2) Sandboxing. Like in (1), but where your mock isn't a mock but a firewall that limits what the code can do.
(2) is a highly-desirable use-case. Think of it as a mitigation for supply-chain vulnerabilities. Think of log4j.
Both of these are doable with monads as it is. Effects can be more ergonomic. But they're also more dynamic, which complicates the implementations. Dynamic features are always more costly than static features.
charcircuit•1mo ago
For example if you were in a meeting with Oracle to try and convince them to invest 100 million dollars for adding algebraic effects to Java and its ecosystem how would you convince them it would be providing enough value to developers to justify it over some other improvement they may want to do.
For example, "Writing mocks for tests using algebraic effects is better than using jmock because ..."
cryptonector•1mo ago
threeseed•1mo ago
"A user has made an API call. I want you to in parallel race two concurrent tasks: check if the data is in (1) cache and (2) database. Whichever returns fastest return to the user. Otherwise kill the other task mid-flight and make sure the connection resources for both are cleaned up".
This is trivial with an effect systems like ZIO and it will work flawlessly. That's the benefit of effect systems. Use cases like this are made easy.
But now with JVM Virtual Threads there are frameworks like Ox: https://github.com/softwaremill/ox which allow you to achieve the same thing without effects. And how many times do you really need that sort of capability ?
iamwil•1mo ago
This is just like the story of the blind men with the elephant. The elephant (algebraic effects) is a whole other different beast, but to help the beginner understand the first parts of it, we say the truck is like a snake (resumable exceptions) or that the ear is like a fan (dependency injection).
Algebraic effects are a new type of control flow.
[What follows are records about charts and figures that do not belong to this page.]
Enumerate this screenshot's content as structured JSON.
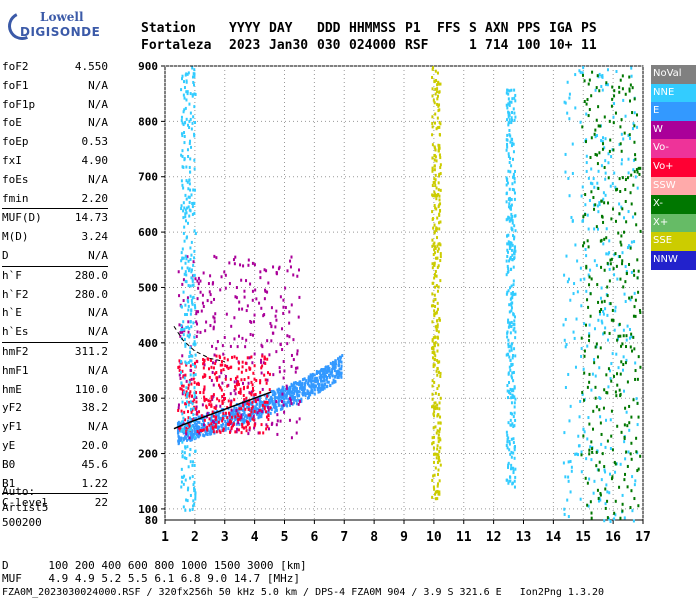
{
  "logo": {
    "line1": "Lowell",
    "line2": "DIGISONDE"
  },
  "header": {
    "labels": [
      "Station",
      "YYYY",
      "DAY",
      "DDD",
      "HHMMSS",
      "P1",
      "FFS",
      "S",
      "AXN",
      "PPS",
      "IGA",
      "PS"
    ],
    "values": [
      "Fortaleza",
      "2023",
      "Jan30",
      "030",
      "024000",
      "RSF",
      "",
      "1",
      "714",
      "100",
      "10+",
      "11"
    ]
  },
  "params_groups": [
    [
      [
        "foF2",
        "4.550"
      ],
      [
        "foF1",
        "N/A"
      ],
      [
        "foF1p",
        "N/A"
      ],
      [
        "foE",
        "N/A"
      ],
      [
        "foEp",
        "0.53"
      ],
      [
        "fxI",
        "4.90"
      ],
      [
        "foEs",
        "N/A"
      ],
      [
        "fmin",
        "2.20"
      ]
    ],
    [
      [
        "MUF(D)",
        "14.73"
      ],
      [
        "M(D)",
        "3.24"
      ],
      [
        "D",
        "N/A"
      ]
    ],
    [
      [
        "h`F",
        "280.0"
      ],
      [
        "h`F2",
        "280.0"
      ],
      [
        "h`E",
        "N/A"
      ],
      [
        "h`Es",
        "N/A"
      ]
    ],
    [
      [
        "hmF2",
        "311.2"
      ],
      [
        "hmF1",
        "N/A"
      ],
      [
        "hmE",
        "110.0"
      ],
      [
        "yF2",
        "38.2"
      ],
      [
        "yF1",
        "N/A"
      ],
      [
        "yE",
        "20.0"
      ],
      [
        "B0",
        "45.6"
      ],
      [
        "B1",
        "1.22"
      ]
    ],
    [
      [
        "C-level",
        "22"
      ]
    ]
  ],
  "autoscale": {
    "line1": "Auto:",
    "line2": "Artist5",
    "line3": "500200"
  },
  "legend": [
    {
      "label": "NoVal",
      "color": "#808080"
    },
    {
      "label": "NNE",
      "color": "#33ccff"
    },
    {
      "label": "E",
      "color": "#3399ff"
    },
    {
      "label": "W",
      "color": "#aa0099"
    },
    {
      "label": "Vo-",
      "color": "#ee3399"
    },
    {
      "label": "Vo+",
      "color": "#ff0033"
    },
    {
      "label": "SSW",
      "color": "#ffaaaa"
    },
    {
      "label": "X-",
      "color": "#007700"
    },
    {
      "label": "X+",
      "color": "#66bb66"
    },
    {
      "label": "SSE",
      "color": "#cccc00"
    },
    {
      "label": "NNW",
      "color": "#2222cc"
    }
  ],
  "muf_table": {
    "d_label": "D",
    "d_values": [
      "100",
      "200",
      "400",
      "600",
      "800",
      "1000",
      "1500",
      "3000"
    ],
    "d_unit": "[km]",
    "muf_label": "MUF",
    "muf_values": [
      "4.9",
      "4.9",
      "5.2",
      "5.5",
      "6.1",
      "6.8",
      "9.0",
      "14.7"
    ],
    "muf_unit": "[MHz]"
  },
  "footer": "FZA0M_2023030024000.RSF / 320fx256h 50 kHz 5.0 km / DPS-4 FZA0M 904 / 3.9 S 321.6 E   Ion2Png 1.3.20",
  "chart_data": {
    "type": "scatter",
    "xlabel": "",
    "ylabel": "",
    "xlim": [
      1,
      17
    ],
    "ylim": [
      80,
      900
    ],
    "x_ticks": [
      1,
      2,
      3,
      4,
      5,
      6,
      7,
      8,
      9,
      10,
      11,
      12,
      13,
      14,
      15,
      16,
      17
    ],
    "y_ticks": [
      100,
      200,
      300,
      400,
      500,
      600,
      700,
      800,
      900
    ],
    "y_bottom_label": "80",
    "grid": true,
    "legend_position": "right",
    "trace_line": {
      "x": [
        1.3,
        1.6,
        2.0,
        2.5,
        3.0,
        3.5,
        4.0,
        4.55
      ],
      "y": [
        245,
        252,
        260,
        270,
        280,
        290,
        300,
        311
      ]
    },
    "dashed_profile": {
      "x": [
        1.3,
        1.6,
        2.0,
        2.5,
        3.0
      ],
      "y": [
        430,
        405,
        385,
        372,
        366
      ]
    },
    "echo_clusters": [
      {
        "mode": "E",
        "x_range": [
          1.4,
          6.9
        ],
        "y_at_x": [
          [
            1.4,
            240
          ],
          [
            3.0,
            265
          ],
          [
            4.5,
            295
          ],
          [
            5.5,
            315
          ],
          [
            6.5,
            345
          ],
          [
            6.9,
            360
          ]
        ]
      },
      {
        "mode": "W",
        "x_range": [
          1.4,
          5.5
        ],
        "y_range": [
          230,
          560
        ]
      },
      {
        "mode": "Vo+",
        "x_range": [
          1.4,
          4.5
        ],
        "y_range": [
          240,
          380
        ]
      },
      {
        "mode": "NNE",
        "x_range": [
          1.5,
          2.0
        ],
        "y_range": [
          100,
          900
        ]
      },
      {
        "mode": "NNE",
        "x_range": [
          12.4,
          12.7
        ],
        "y_range": [
          140,
          860
        ]
      },
      {
        "mode": "NNE",
        "x_range": [
          14.3,
          16.8
        ],
        "y_range": [
          80,
          900
        ]
      },
      {
        "mode": "X-",
        "x_range": [
          14.9,
          16.9
        ],
        "y_range": [
          80,
          900
        ]
      },
      {
        "mode": "SSE",
        "x_range": [
          9.9,
          10.2
        ],
        "y_range": [
          120,
          900
        ]
      }
    ]
  }
}
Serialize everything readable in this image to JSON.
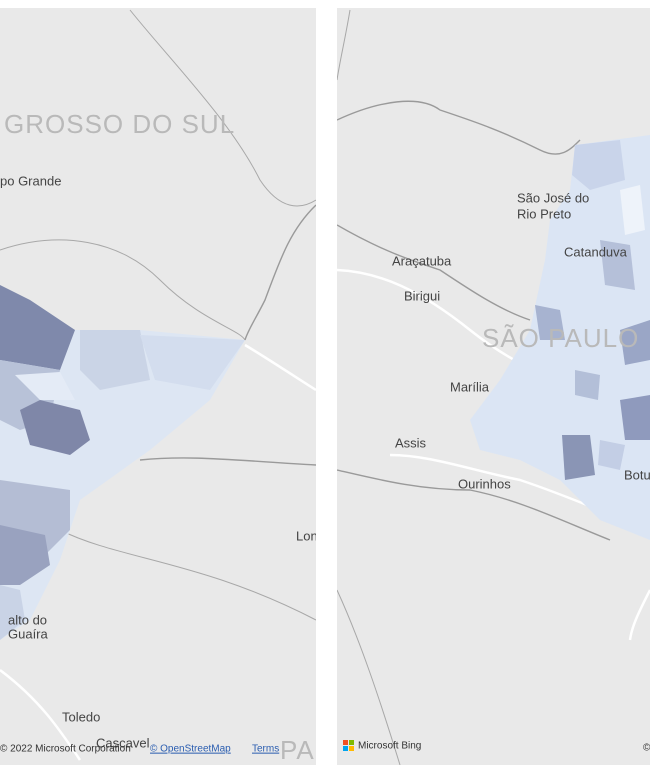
{
  "left_map": {
    "labels": [
      "GROSSO DO SUL",
      "po Grande",
      "Lon",
      "alto do",
      "Guaíra",
      "Toledo",
      "Cascavel",
      "PAR"
    ],
    "attribution": [
      "© 2022 Microsoft Corporation",
      "© OpenStreetMap",
      "Terms"
    ]
  },
  "right_map": {
    "labels": [
      "São José do",
      "Rio Preto",
      "Catanduva",
      "Araçatuba",
      "Birigui",
      "SÃO PAULO",
      "Marília",
      "Assis",
      "Ourinhos",
      "Botu"
    ],
    "attribution": [
      "Microsoft Bing",
      "©"
    ]
  }
}
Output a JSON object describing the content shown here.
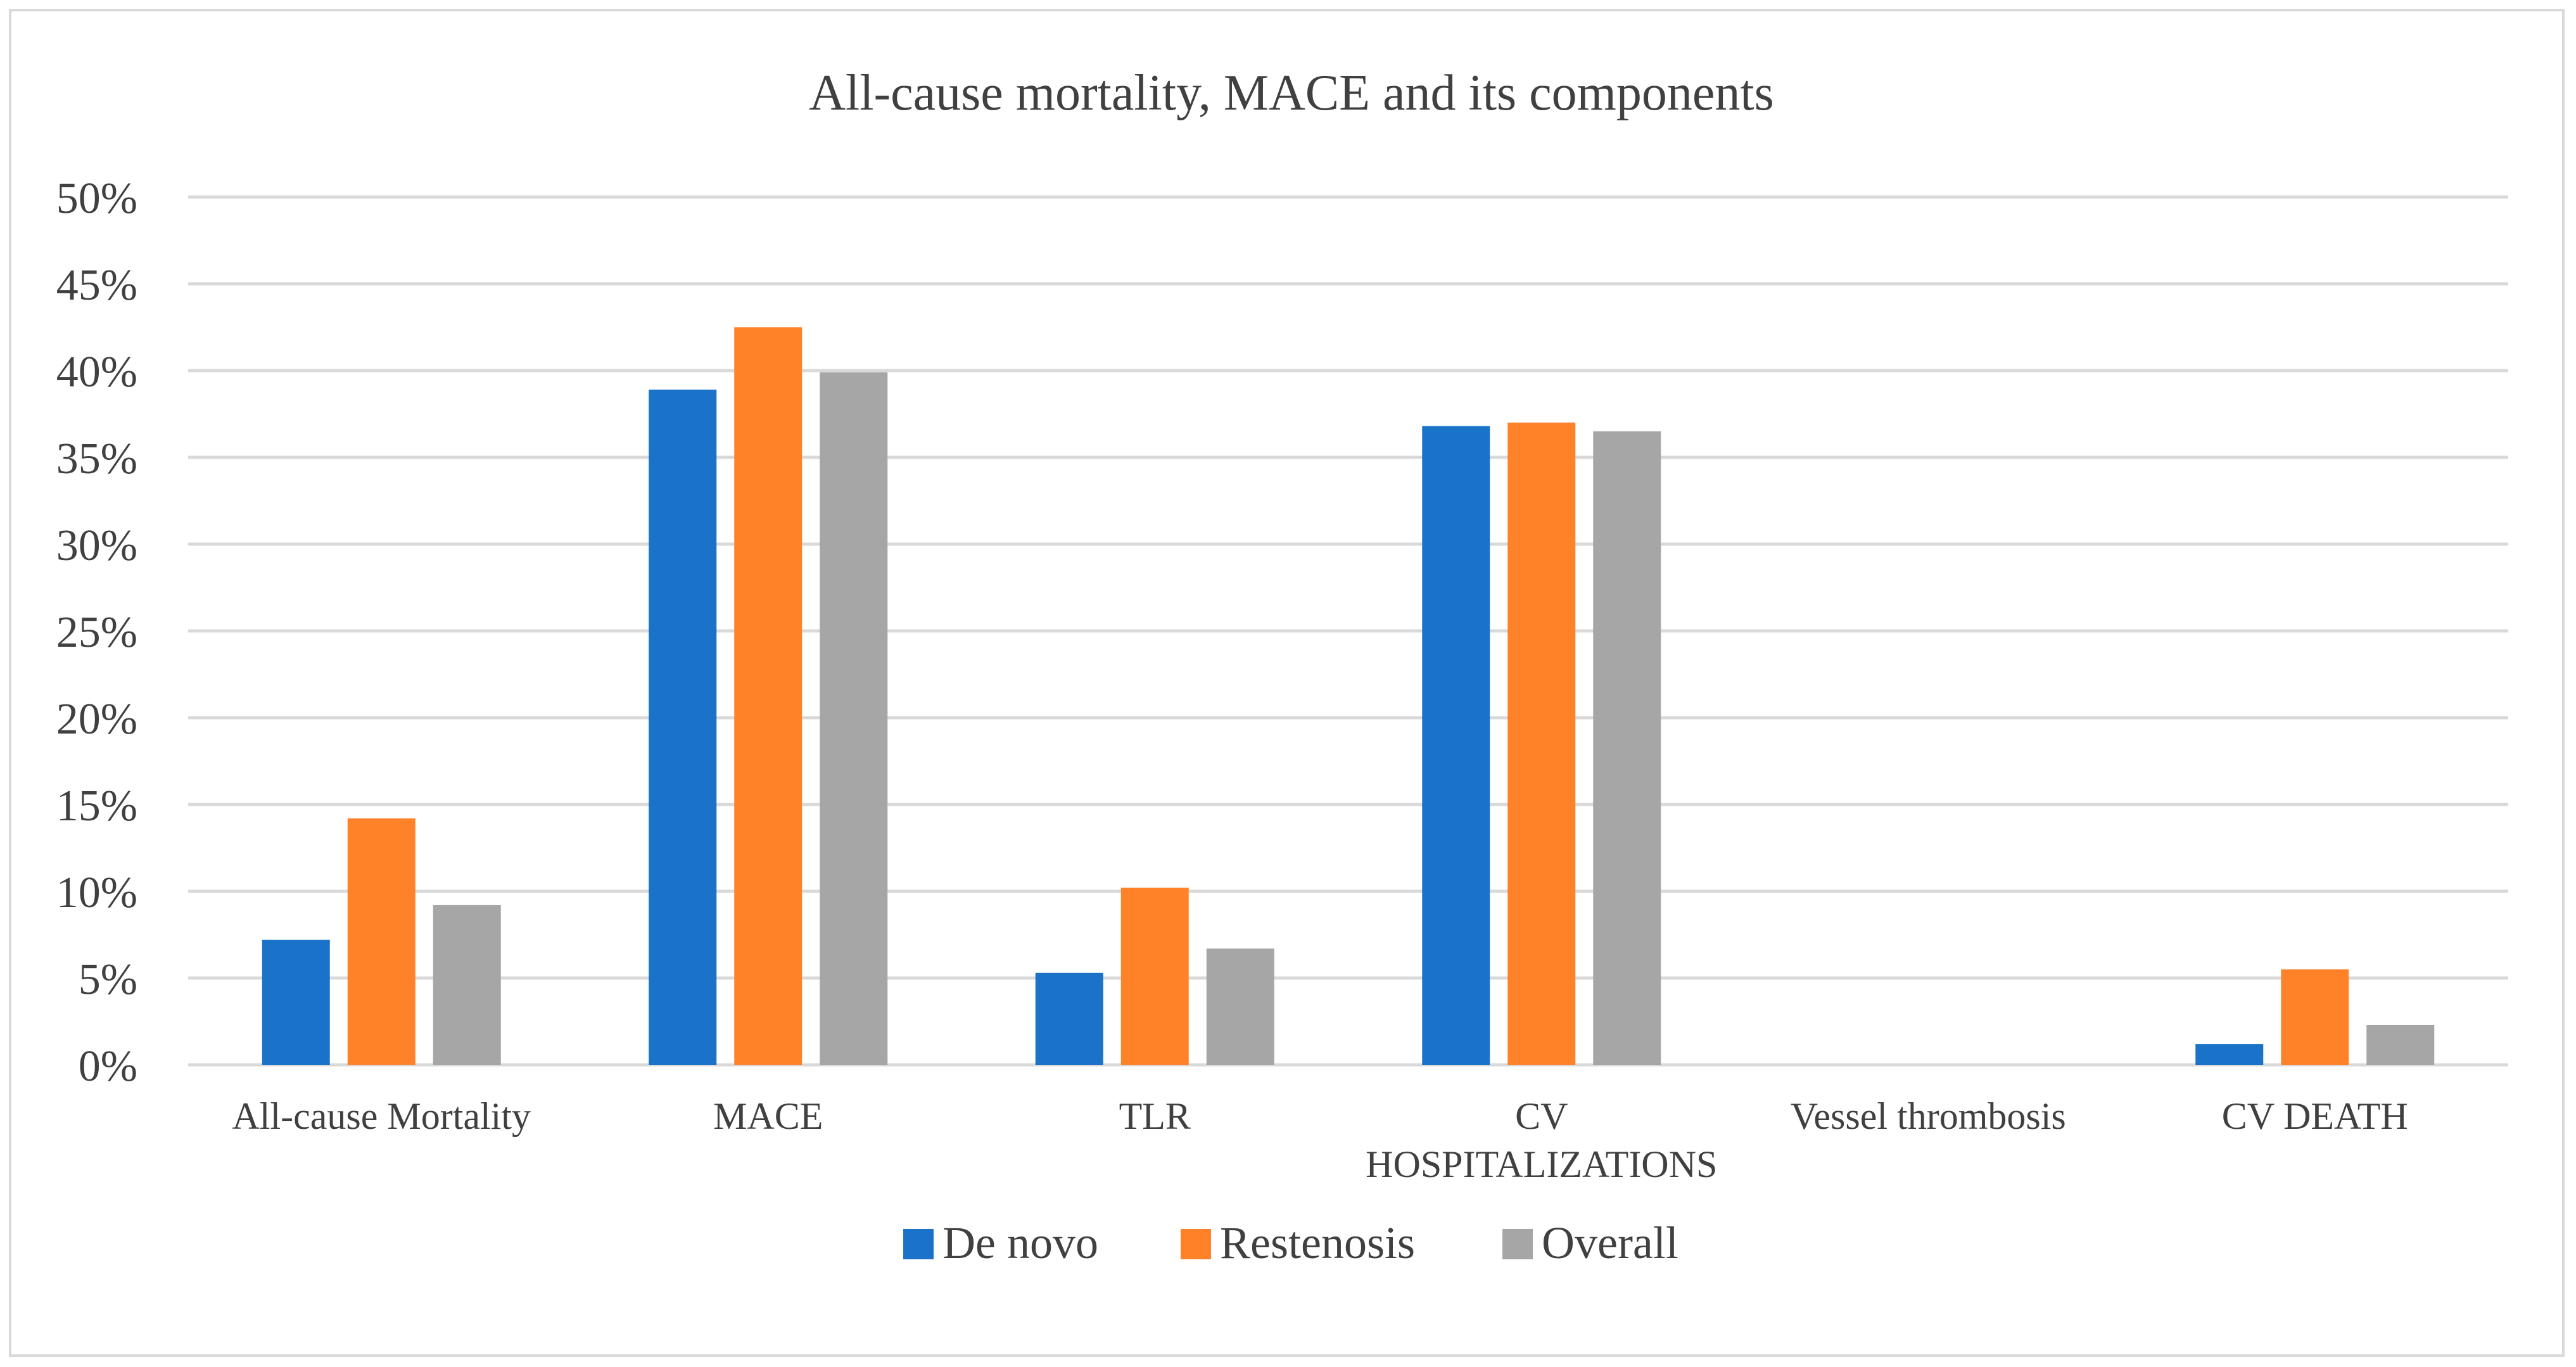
{
  "chart_data": {
    "type": "bar",
    "title": "All-cause mortality, MACE and its components",
    "xlabel": "",
    "ylabel": "",
    "ylim": [
      0,
      50
    ],
    "y_tick_step": 5,
    "y_tick_labels": [
      "0%",
      "5%",
      "10%",
      "15%",
      "20%",
      "25%",
      "30%",
      "35%",
      "40%",
      "45%",
      "50%"
    ],
    "grid": true,
    "legend_position": "bottom",
    "categories": [
      [
        "All-cause Mortality"
      ],
      [
        "MACE"
      ],
      [
        "TLR"
      ],
      [
        "CV",
        "HOSPITALIZATIONS"
      ],
      [
        "Vessel thrombosis"
      ],
      [
        "CV DEATH"
      ]
    ],
    "series": [
      {
        "name": "De novo",
        "color": "#1a72c9",
        "values": [
          7.2,
          38.9,
          5.3,
          36.8,
          0,
          1.2
        ]
      },
      {
        "name": "Restenosis",
        "color": "#ff8229",
        "values": [
          14.2,
          42.5,
          10.2,
          37.0,
          0,
          5.5
        ]
      },
      {
        "name": "Overall",
        "color": "#a6a6a6",
        "values": [
          9.2,
          39.9,
          6.7,
          36.5,
          0,
          2.3
        ]
      }
    ]
  }
}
When an effect is raised, the handler (defined further up the call stack) has several options:
- handle the effect and resume the computation where the effect was raised.
- handle the effect, but resume the computation multiple times back to where the effect was raised.
- decide not to handle the effect, and just exit, at which point the execution resumes right when the handler was called further up the stack, and everything executed since then is as if it never happened. This is a way of doing back tracking.
In addition, what's algebraic about algebraic effects is that they usually come in a group, and are designed with a compositional algebra, so you can safely compose them in different ways. A common one is commutativity, so it doesn't matter what order you execute them in. Of course, not all algebraic effects have commutativity, as that has to be designed by the implementer. Monads are different in that they often don't compose without monad transformers, so that can be finicky.
Hence, with all these things together, you can use them to implement control flow in other languages that are typically baked into the language, such as exceptions, coroutines, generators, async/await, probabilistic programming, backtracking search, dependency injection. You might also invent your own!
But most commonly here, we use them to separate the *intent* to do a side-effect from the actual execution of the side-effect. That way, side-effects are controlled, and it becomes easier to reason about our code.